Resolving the inner parsec of the blazar J1924-2914 with the Event Horizon Telescope

TL;DR

This paper presents the first high-resolution, multi-frequency imaging of the blazar J1924-2914 with the Event Horizon Telescope, revealing jet bending and ordered magnetic fields at unprecedented 20 microarcsecond resolution.

Contribution

It provides the first total and polarized intensity images of J1924-2914 at 20 microarcsecond resolution, combining multi-frequency data to study jet morphology and magnetic fields.

Findings

Jet exhibits a 90-degree bending from 2.3 to 230 GHz.

Evidence for ordered toroidal magnetic fields in the core.

Multi-frequency images reveal jet structure from subparsec to 100 parsecs.

Abstract

The blazar J1924-2914 is a primary Event Horizon Telescope (EHT) calibrator for the Galactic Center's black hole Sagittarius A*. Here we present the first total and linearly polarized intensity images of this source obtained with the unprecedented 20 $\mu$as resolution of the EHT. J1924-2914 is a very compact flat-spectrum radio source with strong optical variability and polarization.
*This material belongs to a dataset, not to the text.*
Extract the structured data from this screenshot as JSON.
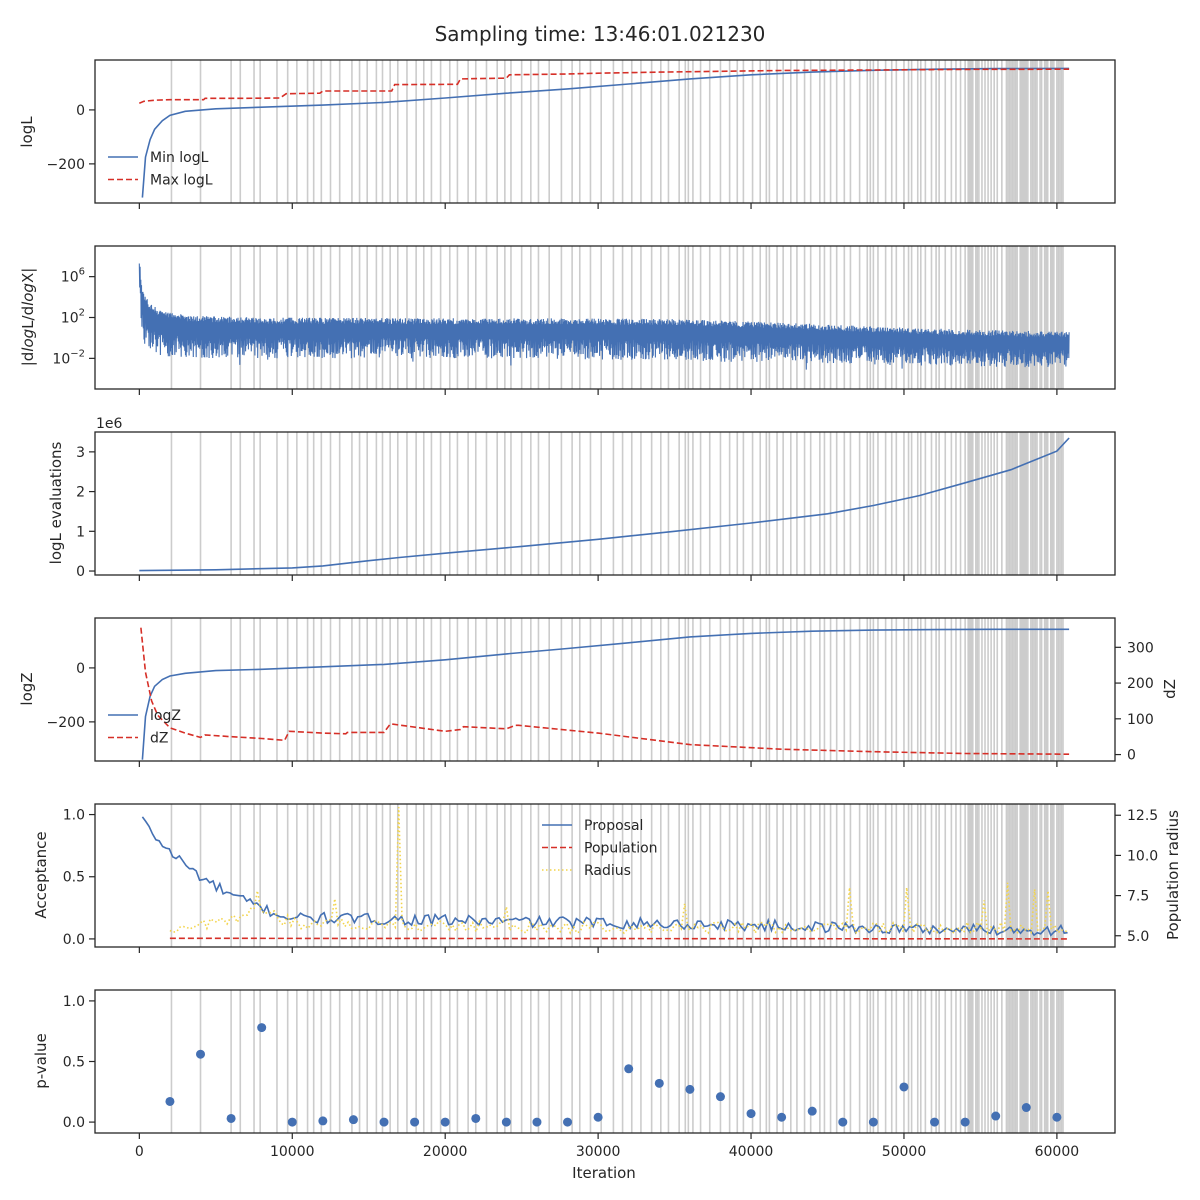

In April 2017 the source was observed quasi-simultaneously with the EHT (April 5-11), the Global Millimeter VLBI Array (April 3), and the Very Long Baseline Array (April 28), giving a novel view of the source at four observing frequencies, 230, 86, 8.7, and 2.3 GHz. These observations probe jet properties from the subparsec to 100-parsec scales. We combine the multi-frequency images of J1924-2914 to study the source morphology. We find that the jet exhibits a characteristic bending, with a gradual clockwise rotation of the jet projected position angle of about 90 degrees between 2.3 and 230 GHz. Linearly polarized intensity images of J1924-2914 with the extremely fine resolution of the EHT provide evidence for ordered toroidal magnetic fields in the blazar compact core.